O canal pró-governo Telegram, a Frente Bielorrussa, sugeriu mesmo que os meios de comunicação independentes tinham conhecimento prévio do ataque, apontando para um artigo alertando sobre os riscos representados pelos drones naquela área.
É tudo o que parece?
O analista político Vital Tsygankou levantou a ideia de que o ataque pode ter sido um movimento político destinado a piorar as relações entre Minsk e Kiev, algo de que o Kremlin se beneficiará.
Ele acrescentou que o ataque irá abalar os bielorrussos que têm ignorado o conflito fora da sua fronteira.
“As pessoas perceberão que a guerra está realmente muito próxima”, disse ele. «E é claro que as autoridades bielorrussas querem, acima de tudo, evitar alimentar o pânico.
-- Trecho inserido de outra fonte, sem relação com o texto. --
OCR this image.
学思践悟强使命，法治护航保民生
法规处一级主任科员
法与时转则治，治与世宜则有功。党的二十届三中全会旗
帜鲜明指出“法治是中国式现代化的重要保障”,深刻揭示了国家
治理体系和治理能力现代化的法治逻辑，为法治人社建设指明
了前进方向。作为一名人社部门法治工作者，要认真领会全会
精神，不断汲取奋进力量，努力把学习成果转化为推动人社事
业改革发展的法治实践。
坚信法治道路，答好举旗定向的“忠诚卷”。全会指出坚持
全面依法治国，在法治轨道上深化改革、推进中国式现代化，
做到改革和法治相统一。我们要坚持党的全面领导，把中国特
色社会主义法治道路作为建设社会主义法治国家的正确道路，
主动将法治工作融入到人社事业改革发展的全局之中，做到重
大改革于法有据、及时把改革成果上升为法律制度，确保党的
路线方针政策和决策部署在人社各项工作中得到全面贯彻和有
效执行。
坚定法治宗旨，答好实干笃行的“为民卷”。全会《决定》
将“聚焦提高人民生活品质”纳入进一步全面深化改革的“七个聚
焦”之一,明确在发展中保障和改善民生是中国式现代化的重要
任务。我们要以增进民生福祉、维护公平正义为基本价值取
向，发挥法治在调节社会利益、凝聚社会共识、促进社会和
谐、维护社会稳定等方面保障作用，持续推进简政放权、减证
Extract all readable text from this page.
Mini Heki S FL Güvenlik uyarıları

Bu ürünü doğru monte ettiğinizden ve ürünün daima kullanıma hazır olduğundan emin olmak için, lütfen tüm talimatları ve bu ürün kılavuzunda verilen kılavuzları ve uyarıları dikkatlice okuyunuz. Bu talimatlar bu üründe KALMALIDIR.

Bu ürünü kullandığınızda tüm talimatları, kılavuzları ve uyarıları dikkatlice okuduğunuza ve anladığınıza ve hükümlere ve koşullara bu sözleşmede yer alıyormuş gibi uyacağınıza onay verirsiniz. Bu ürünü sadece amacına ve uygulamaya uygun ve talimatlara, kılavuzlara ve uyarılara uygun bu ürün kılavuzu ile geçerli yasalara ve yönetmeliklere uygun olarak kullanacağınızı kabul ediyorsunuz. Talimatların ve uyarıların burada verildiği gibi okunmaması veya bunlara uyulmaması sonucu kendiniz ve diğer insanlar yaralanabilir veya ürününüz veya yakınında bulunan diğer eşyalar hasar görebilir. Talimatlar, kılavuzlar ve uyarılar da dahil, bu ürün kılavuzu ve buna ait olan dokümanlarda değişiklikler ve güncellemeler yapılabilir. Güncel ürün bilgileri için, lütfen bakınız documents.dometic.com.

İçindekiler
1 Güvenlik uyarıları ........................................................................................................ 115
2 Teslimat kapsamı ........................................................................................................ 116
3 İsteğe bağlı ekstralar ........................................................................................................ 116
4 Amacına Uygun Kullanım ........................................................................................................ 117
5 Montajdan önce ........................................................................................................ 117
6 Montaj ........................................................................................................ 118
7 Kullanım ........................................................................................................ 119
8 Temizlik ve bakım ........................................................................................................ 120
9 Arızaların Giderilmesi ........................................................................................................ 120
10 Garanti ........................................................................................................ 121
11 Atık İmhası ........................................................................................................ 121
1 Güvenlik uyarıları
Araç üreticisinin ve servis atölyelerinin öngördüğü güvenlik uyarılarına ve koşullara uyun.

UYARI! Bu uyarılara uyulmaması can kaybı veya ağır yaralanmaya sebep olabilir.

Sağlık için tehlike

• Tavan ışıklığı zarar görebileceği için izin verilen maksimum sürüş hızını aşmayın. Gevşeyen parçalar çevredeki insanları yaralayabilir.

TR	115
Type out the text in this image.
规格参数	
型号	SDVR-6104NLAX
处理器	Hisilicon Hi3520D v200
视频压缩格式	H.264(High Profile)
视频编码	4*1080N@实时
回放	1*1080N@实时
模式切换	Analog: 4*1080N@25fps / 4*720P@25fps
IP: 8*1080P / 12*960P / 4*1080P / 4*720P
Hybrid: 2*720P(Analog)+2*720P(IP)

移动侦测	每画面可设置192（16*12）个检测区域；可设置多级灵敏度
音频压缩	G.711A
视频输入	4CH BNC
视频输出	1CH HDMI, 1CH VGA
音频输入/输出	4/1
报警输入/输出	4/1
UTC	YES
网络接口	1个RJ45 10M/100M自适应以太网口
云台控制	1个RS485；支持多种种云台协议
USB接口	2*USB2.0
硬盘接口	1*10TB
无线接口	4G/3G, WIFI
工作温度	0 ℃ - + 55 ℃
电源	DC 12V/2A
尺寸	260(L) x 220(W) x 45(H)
‘Toda a mensagem da propaganda bielorrussa é: “Temos céus pacíficos; nada está acontecendo aqui.” Mas neste caso, algo está a acontecer aos bielorrussos que se aventuraram apenas um pouco além das fronteiras do país.’
A Rússia acusou a Ucrânia de outro ataque de drone a um ônibus que matou oito civis e feriu outros 11 na Donetsk ocupada.
(Foto: REUTERS)
Vladímir Putin estaria “pressionando ativamente” o ditador bielorrusso Lukashenko para entrar na guerra ao seu lado, de acordo com o editor do UK Defense Journal, George Allison.
Ao mesmo tempo, trabalhar sobre infra-estruturas que seriam fundamentais para uma invasão, como estradas e posições de artilharia, tem estado em curso no antigo estado soviético ao longo da sua fronteira com o norte da Ucrânia há meses.
Tudo isto suscitou receios de que a Bielorrússia, cujo líder está estreitamente alinhado com Putin há décadas, esteja preparada para ir além do apoio vocal à Rússia para participar activamente no conflito.
Falando a cerca de 50 milhas (70 km) da fronteira com a Bielorrússia, Allison disse Metrô: ‘A Ucrânia alertou repetidamente este ano que Rússia está a construir infraestruturas militares na Bielorrússia, incluindo novas estradas e posições de artilharia ao longo da fronteira norte.
‘Kyiv diz que Moscovo tem pressionado ativamente Lukashenko para envolver forças bielorrussas no conflito e afirma ter detalhes de conversas diretas entre Putin e o líder bielorrusso.’
Allison disse que a Rússia já usava o território bielorrusso para “melhorar” as suas operações de drones contra a Ucrânia.